The fluoroscope is a special x-ray machine that produces a moving image on a screen. It is often used in conjunction with contrast media to diagnose conditions of the GI tract or urinary tract. In a GI tract x-ray, the patient swallows barium, a substance that easily absorbs x-rays, and the radiologist is able to see the function of the esophagus, stomach, intestines, colon, and rectum. In a voiding cystourethrogram, the doctor uses a contrast material to view the function of the bladder and urinary tract. Fluoroscopy can also be used to perform blood flow studies and to aid in catheter insertion during angioplasty or angiography.
Also known as bone density scanning or dual-energy x-ray absorptiometry (DXA), bone densitometry is an enhanced form of x-ray technology used to measure bone loss. It is most often used to diagnose osteoporosis, a condition that most commonly affects post-menopausal women. It can also measure a patient’s risk for bone fractures. A bone density scan is most often performed on the lower spine and hips.
Fifty to sixty percent of those diagnosed with cancer receive some sort of radiation therapy. Radiation therapy takes several forms, one of which is known as external beam radiation treatment. This procedure uses a linear accelerator to deliver high-energy x-ray beams to the region of the patient’s tumor, destroying the cancer cells while simultaneously preserving and protecting the surrounding tissue. The radiation acts to destroy the cancer cells’ ability to reproduce, thereby stopping the cancer from spreading.
Despite the many positive uses for x-rays, the radiation exposure associated with them can have a detrimental effect on the human body if the examinations are not administered safely.
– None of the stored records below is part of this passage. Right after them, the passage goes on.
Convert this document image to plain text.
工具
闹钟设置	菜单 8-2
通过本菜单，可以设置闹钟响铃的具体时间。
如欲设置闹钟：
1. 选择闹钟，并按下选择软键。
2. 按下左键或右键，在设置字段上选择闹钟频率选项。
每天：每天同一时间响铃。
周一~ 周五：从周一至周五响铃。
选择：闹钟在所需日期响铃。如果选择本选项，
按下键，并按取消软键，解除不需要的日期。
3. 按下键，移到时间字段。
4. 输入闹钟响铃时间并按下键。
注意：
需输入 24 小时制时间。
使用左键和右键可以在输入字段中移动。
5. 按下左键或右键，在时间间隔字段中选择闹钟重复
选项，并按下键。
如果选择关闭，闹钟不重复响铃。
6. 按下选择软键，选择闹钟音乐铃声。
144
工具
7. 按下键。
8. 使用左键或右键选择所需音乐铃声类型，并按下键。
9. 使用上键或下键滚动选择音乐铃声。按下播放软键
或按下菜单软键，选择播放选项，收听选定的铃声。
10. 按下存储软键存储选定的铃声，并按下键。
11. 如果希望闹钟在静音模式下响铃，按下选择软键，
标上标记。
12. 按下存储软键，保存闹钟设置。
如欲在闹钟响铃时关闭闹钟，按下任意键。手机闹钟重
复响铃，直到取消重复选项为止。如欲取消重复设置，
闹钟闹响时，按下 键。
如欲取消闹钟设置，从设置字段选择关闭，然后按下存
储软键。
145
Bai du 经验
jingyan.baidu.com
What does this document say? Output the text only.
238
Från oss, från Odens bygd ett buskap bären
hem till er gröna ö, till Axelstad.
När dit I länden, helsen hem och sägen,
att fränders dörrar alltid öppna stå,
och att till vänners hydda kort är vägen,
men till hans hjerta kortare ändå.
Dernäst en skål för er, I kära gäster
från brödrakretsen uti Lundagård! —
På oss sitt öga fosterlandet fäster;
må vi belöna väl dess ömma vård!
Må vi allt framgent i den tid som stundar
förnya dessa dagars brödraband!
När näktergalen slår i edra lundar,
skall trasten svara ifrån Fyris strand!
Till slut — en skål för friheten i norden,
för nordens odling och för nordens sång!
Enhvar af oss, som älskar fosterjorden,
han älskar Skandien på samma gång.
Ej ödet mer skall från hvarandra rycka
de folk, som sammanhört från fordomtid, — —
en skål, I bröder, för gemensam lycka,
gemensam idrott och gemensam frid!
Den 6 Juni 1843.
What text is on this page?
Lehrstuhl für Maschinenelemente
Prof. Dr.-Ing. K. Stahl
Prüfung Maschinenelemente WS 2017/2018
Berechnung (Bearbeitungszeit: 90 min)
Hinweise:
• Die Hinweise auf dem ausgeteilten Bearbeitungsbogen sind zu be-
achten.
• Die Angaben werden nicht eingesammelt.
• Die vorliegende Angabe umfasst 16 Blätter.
When x-rays pass through the body, they can cause damage to cells and cause health issues like cancer and birth defects. When these risks were unknown, some people exposed to x-rays for long periods of time developed radiation sickness. Fortunately, today doctors use x-rays sparingly, and they are still considered much safer than invasive surgery. In order to minimize the risks associated with exposure to x-rays, the dose of radiation is tightly controlled with each procedure.
For instance, during radiation treatment for cancer, precise imaging technologies help pinpoint the exact location of the tumor so that the radiation can be delivered at a high dose to the correct location without damaging other parts of the body. Patients undergoing x-ray examinations can also wear lead vests and other barriers to block unnecessary absorption.
X-rays have come a long way since Wilhelm Roentgen first discovered the bones of his hand displayed on the screen in his laboratory. An invaluable component of modern medicine, x-ray technology in its many forms has saved countless lives and improved our understanding of the human body, and it will undoubtedly continue to do so long into the future.